More time has passed since Tim Cook joined the Nike board than most people have owned a car. Give or take two decades. It is therefore not shocking when he appears in an SEC filing purchasing 25,000 shares of stock at a price of $42.43 each on a calm Friday in April. The timing is unexpected. And perhaps the obstinacy that underlies it.

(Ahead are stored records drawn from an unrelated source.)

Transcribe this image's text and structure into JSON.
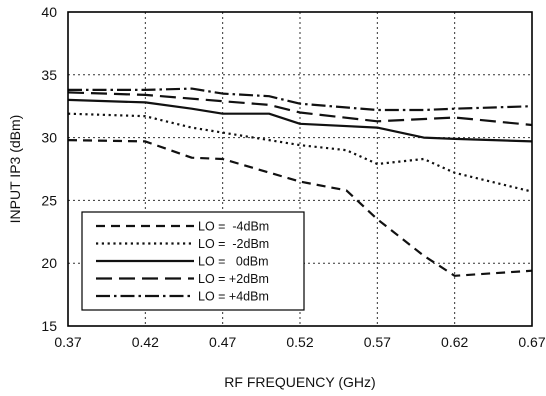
{
  "chart_data": {
    "type": "line",
    "xlabel": "RF FREQUENCY (GHz)",
    "ylabel": "INPUT IP3  (dBm)",
    "xlim": [
      0.37,
      0.67
    ],
    "ylim": [
      15,
      40
    ],
    "x_ticks": [
      "0.37",
      "0.42",
      "0.47",
      "0.52",
      "0.57",
      "0.62",
      "0.67"
    ],
    "y_ticks": [
      "15",
      "20",
      "25",
      "30",
      "35",
      "40"
    ],
    "grid": "dotted",
    "legend_position": "bottom-left",
    "series": [
      {
        "name": "LO =  -4dBm",
        "dash": "dashed",
        "x": [
          0.37,
          0.42,
          0.45,
          0.47,
          0.52,
          0.55,
          0.57,
          0.6,
          0.62,
          0.67
        ],
        "y": [
          29.8,
          29.7,
          28.4,
          28.3,
          26.5,
          25.8,
          23.5,
          20.6,
          19.0,
          19.4
        ]
      },
      {
        "name": "LO =  -2dBm",
        "dash": "dotted",
        "x": [
          0.37,
          0.42,
          0.45,
          0.47,
          0.52,
          0.55,
          0.57,
          0.6,
          0.62,
          0.67
        ],
        "y": [
          31.9,
          31.7,
          30.8,
          30.4,
          29.4,
          29.0,
          27.9,
          28.3,
          27.2,
          25.7
        ]
      },
      {
        "name": "LO =   0dBm",
        "dash": "solid",
        "x": [
          0.37,
          0.42,
          0.45,
          0.47,
          0.5,
          0.52,
          0.57,
          0.6,
          0.62,
          0.67
        ],
        "y": [
          33.0,
          32.8,
          32.3,
          31.9,
          31.9,
          31.1,
          30.8,
          30.0,
          29.9,
          29.7
        ]
      },
      {
        "name": "LO = +2dBm",
        "dash": "long-dash",
        "x": [
          0.37,
          0.42,
          0.47,
          0.5,
          0.52,
          0.57,
          0.62,
          0.67
        ],
        "y": [
          33.6,
          33.4,
          32.9,
          32.6,
          32.0,
          31.3,
          31.6,
          31.0
        ]
      },
      {
        "name": "LO = +4dBm",
        "dash": "dash-dot",
        "x": [
          0.37,
          0.42,
          0.45,
          0.47,
          0.5,
          0.52,
          0.57,
          0.6,
          0.62,
          0.67
        ],
        "y": [
          33.8,
          33.8,
          33.9,
          33.5,
          33.3,
          32.7,
          32.2,
          32.2,
          32.3,
          32.5
        ]
      }
    ]
  }
}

In late December, he made his most recent open-market purchase, which was almost three times larger. He purchased 50,000 shares for about $2.94 million. Nike has lost roughly 25% of its value since then. We would probably be a little more reserved about it if either of us had placed that wager. However, Cook immediately returned to the store.
| Category | Detail |
|---|---|
| Name | Timothy Donald Cook |
| Current Role | CEO, Apple Inc. |
| Nike Board Position | Lead Independent Director (since 2005) |
| Latest Nike Purchase | 25,000 shares on April 10, 2026 |
| Purchase Price | $42.43 per share |
| Total Invested (April) | Roughly $1.06 million |
| Previous Purchase | Late December 2025 — 50,000 shares, about $2.94 million |
| Total Nike Holdings (after April buy) | 130,480 shares |
| Holdings Value | Around $5.7 million |
| Nike CEO | Elliott Hill |
| Nike Stock YTD Performance (2026) | Down more than 30% |
| S&P 500 YTD Performance | Up 1.8% |
| Key Concern | China sales weakness, turnaround pace |
He does this in a way that seems almost casual. No big announcement. Not on Twitter. Financial reporters are frantically trying to interpret just a Form 4 that was submitted to the SEC. It’s the kind of move that reveals more about Cook—a man who seems to prefer acting when everyone else is cringing—than it does about Nike. Actually, it’s a classic pattern. Purchase when sentiment is negative rather than when the chart appears favorable.
Whether or not regular investors should take this seriously is still up for debate. Insiders make purchases for a variety of reasons. At times, they genuinely think the stock is inexpensive. At times, they wish to convey to the board, analysts, and staff that the turnaround will be successful. Cook has multiple stakes in this as the lead independent director. His purchase may serve as both a governance gesture and a personal wager.
Nike has serious issues. China, which used to be its growth engine, has been faltering for some time. Elliott Hill, who succeeded Cook as CEO and purchased $1 million worth of shares on Monday, has stated that the turnaround is occurring at varying rates in various areas of the company. That’s corporate jargon for the fact that some things work and some don’t. The market was alarmed by the sales forecast for March. Before these insider purchases pushed the stock up a few percent, it hit a 12-year low.

However, there’s a feeling that the market continues to undervalue Nike. The brand itself is still in existence. Before basketball practice, kids still put on the swoosh. Pegasus is still purchased by runners. The company is not broken; rather, it is out of rhythm, which is a completely different issue. The real question is whether Hill can get it back on track.
The kind of reasoning that seems sensible until it doesn’t is to follow Cook because Cook purchased. A poor wager can be absorbed by his portfolio. Most ordinary investors are unable to. His purchase isn’t a guarantee that the ceiling is in sight, but rather a conviction that the floor isn’t far away.
But it’s difficult to ignore Cook’s persistent presence. Now, twice in four months. As you watch this unfold, you get the impression that he is either the most cost-loyal board member in corporate America or he is seeing something that the rest of the market is missing. Perhaps both.